Masturbation “protects against prostate cancer”

Friday, July 18, 2003
 
LONDON

By Mark Cowen

Australian researchers say frequent masturbation could help protect against prostrate cancer.
 
Scientists from the Cancer Council Victoria in Melbourne asked 1,079 men with prostate cancer about their sexual habits. Their answers were then compared to those given by 1,259 healthy men who were free of the disease.

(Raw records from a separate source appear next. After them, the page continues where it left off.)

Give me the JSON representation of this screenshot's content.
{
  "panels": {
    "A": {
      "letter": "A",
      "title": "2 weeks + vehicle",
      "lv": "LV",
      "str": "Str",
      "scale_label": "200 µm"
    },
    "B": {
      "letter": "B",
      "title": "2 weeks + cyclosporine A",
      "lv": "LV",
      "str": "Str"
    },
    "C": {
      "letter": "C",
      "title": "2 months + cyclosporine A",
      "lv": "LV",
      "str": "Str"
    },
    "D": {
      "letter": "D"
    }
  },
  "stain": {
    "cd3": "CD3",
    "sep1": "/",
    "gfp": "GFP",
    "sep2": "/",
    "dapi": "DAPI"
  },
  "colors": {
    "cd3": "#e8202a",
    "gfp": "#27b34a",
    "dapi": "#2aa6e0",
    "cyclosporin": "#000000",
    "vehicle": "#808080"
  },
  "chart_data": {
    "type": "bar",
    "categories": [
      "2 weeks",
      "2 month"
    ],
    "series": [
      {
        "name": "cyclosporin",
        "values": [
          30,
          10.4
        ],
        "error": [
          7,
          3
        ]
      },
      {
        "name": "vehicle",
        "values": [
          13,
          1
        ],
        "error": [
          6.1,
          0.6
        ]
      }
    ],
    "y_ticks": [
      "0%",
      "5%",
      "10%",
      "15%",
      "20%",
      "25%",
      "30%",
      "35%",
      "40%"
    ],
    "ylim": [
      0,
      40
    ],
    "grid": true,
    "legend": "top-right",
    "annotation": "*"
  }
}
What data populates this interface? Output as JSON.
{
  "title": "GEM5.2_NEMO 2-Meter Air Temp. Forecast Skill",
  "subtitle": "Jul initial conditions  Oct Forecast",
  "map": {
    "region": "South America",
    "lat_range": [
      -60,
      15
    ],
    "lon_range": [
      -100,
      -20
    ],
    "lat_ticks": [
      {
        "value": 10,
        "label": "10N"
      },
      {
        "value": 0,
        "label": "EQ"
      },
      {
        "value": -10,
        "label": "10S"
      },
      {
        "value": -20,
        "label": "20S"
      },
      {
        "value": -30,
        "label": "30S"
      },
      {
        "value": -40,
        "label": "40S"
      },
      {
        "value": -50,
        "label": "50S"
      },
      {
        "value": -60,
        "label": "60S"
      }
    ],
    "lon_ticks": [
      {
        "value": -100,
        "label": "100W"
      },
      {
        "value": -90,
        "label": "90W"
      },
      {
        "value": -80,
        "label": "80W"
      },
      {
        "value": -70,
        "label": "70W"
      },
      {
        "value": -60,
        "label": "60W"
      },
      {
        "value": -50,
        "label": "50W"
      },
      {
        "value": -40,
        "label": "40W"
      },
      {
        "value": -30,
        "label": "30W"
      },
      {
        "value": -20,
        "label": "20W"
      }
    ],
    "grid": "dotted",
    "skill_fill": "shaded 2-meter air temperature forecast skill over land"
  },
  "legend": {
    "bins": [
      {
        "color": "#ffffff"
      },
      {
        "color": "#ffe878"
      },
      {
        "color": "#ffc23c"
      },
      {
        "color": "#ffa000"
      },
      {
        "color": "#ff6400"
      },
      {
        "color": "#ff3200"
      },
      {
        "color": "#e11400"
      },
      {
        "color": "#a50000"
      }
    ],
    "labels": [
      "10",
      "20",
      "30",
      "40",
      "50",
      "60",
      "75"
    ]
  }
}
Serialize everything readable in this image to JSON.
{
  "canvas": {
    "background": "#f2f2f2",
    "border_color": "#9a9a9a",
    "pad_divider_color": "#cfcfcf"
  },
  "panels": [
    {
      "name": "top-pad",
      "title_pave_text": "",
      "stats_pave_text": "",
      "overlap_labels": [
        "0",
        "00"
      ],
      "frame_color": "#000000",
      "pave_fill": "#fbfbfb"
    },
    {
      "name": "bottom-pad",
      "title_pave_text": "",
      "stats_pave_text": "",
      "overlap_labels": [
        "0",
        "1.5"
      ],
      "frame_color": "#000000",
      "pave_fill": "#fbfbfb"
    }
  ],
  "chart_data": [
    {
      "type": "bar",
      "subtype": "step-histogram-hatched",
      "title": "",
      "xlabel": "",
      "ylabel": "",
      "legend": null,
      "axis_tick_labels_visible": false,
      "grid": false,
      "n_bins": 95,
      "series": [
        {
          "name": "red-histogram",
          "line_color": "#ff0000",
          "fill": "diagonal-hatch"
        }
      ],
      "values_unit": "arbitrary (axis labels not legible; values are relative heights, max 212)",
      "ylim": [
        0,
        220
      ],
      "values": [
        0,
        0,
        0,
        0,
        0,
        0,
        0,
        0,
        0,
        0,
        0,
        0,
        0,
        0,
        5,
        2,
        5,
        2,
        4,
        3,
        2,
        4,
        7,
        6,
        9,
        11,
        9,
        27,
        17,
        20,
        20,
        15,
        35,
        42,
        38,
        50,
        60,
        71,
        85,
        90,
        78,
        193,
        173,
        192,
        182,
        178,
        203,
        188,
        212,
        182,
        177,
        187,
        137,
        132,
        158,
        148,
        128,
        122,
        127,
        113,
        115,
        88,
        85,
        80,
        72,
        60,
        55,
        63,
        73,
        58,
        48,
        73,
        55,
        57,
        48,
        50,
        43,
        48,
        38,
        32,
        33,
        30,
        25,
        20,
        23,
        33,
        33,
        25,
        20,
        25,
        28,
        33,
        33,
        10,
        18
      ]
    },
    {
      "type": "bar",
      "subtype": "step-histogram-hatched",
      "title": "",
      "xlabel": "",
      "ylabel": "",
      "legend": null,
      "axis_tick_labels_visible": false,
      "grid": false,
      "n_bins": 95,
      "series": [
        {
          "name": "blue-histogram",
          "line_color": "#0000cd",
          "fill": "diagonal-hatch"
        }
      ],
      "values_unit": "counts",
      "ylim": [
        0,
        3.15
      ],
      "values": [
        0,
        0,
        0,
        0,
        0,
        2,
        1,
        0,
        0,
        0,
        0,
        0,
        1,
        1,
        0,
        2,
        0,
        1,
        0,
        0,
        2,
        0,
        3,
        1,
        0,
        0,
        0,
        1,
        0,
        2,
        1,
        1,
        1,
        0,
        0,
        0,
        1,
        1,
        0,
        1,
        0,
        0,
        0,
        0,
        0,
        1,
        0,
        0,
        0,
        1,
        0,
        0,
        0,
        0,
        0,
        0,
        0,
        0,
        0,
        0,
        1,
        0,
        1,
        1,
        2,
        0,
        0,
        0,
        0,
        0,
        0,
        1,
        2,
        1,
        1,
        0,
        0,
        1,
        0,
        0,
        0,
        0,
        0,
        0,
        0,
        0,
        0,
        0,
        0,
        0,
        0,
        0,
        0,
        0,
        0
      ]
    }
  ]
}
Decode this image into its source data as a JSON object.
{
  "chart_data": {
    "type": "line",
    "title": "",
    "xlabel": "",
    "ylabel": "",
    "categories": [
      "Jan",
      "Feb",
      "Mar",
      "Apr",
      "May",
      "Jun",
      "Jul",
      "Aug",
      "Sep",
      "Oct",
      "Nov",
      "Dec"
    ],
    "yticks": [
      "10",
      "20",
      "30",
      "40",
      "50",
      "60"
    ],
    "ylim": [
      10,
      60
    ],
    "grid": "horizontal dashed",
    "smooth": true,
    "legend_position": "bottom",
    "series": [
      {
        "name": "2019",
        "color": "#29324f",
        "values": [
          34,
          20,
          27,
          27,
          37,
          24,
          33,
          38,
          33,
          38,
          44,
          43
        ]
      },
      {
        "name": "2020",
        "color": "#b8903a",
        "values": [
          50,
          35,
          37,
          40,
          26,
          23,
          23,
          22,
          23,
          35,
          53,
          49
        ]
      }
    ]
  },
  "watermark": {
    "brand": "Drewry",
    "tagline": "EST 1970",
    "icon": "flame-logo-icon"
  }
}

According to New Scientist magazine, the researchers say the more men ejaculate between the ages of 20 and 50, the more they seemed to be protected against prostate cancer.

This protective effect also seemed to be greater for men in their 20s. For example, those who ejaculated five times or more at this age were a third less likely to develop prostate cancer in later life, according to the study published in BJU International.

The results, say the researchers are at odds with previous studies, which found that having a high levels of sexual activity, or many partners, increased the risk of prostate cancer development by up to 40 per cent. However, the present study differed in that it asked about numbers of ejaculations, rather than frequency of sexual intercourse.

The team speculates that infections caused by intercourse could be responsible for the increased risk of prostate cancer in previous studies.

They add that the reason for the protective effects conferred by increased ejaculations could be because carcinogens are prevented from building up in the glands.

“It’s a prostatic stagnation hypothesis,” said lead researcher Graham Giles. “The more you flush the ducts out, the less there is to hang around and damage the cells that line them.”

Alternatively ejaculation may induce prostate cancer cells to fully mature, thus making them less susceptible to carcinogens.

Whatever the reasons, if the findings are confirmed, doctors will not only be prescribing changes in diet and exercise habits as a means of reducing the risk of prostate cancer.

Anthony Smith, deputy director of the Australian Research Centre in Sex, Health and Society at La Trobe University in Melbourne, said, “Masturbation is part of people’s sexual repertoire. If these findings hold up, then it’s perfectly reasonable that men should be encouraged to masturbate.”